Meggison in his submission observed that collection of VAT and imposition of other charges have further driven away potential passengers from the industry.
He explained that because of high airfares, the passengers had also led to consistent reduction in the number of air passengers in the past years.
He observed that data collected from the Federal Airports Authority of Nigeria (FAAN) indicated that passenger traffic reduced by 26.3 per cent in the operating year of 2016 when compared to 2017 while the first quarter of 2018 had also revealed further depletion in passengers’ movement by 10 per cent when compared to the same period in 2017.

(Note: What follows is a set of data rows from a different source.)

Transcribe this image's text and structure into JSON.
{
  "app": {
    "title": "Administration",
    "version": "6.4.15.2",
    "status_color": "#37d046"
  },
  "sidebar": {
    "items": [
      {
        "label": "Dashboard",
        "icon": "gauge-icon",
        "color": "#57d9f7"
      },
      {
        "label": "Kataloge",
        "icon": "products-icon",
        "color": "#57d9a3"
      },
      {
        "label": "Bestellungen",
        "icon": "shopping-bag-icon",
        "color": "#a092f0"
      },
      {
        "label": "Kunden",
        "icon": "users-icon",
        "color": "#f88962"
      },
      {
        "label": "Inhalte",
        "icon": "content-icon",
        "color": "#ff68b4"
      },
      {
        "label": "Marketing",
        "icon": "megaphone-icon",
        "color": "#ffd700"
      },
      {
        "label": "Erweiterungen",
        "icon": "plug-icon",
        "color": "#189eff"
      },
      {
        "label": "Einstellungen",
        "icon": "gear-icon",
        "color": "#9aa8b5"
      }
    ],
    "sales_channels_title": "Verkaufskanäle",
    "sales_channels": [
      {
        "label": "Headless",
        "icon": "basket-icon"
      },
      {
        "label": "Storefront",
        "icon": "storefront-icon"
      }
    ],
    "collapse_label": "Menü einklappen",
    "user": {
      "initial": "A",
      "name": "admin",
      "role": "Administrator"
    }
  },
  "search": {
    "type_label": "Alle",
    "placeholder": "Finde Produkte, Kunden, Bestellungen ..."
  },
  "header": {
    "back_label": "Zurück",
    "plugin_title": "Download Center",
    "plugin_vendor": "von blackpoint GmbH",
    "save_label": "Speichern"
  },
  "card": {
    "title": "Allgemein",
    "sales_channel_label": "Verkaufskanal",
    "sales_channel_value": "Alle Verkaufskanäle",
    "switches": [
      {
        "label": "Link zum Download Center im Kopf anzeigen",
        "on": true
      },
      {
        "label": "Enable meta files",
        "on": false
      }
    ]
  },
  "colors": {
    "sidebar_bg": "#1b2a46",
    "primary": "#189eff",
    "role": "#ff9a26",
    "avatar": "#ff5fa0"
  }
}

He said: “The passengers’ movement is dropping at an alarming rate annually. While our direct competitors are not paying VAT, we are compelled to remit such to government coffers. We want our clients to come back to the sector. We are only helping the masses by saying we won’t remit tax again.”
The body further castigated NCAA for the collection of 5 per cent TSC and CSC, stressing that the agency was already paid for services it rendered.
They insisted that agencies in the sector were never set up for profit making, but had diverted into commercial entities, rather than their critical roles they were supposed to play.
“The agencies have surplus funds beyond what they require. This is why just six persons in the Nigerian Airspace Management Agency (NAMA) could corruptly diverted N6.2bn within 18 months. The government should review the policy of 5 per cent TSC and CSC,” AON said.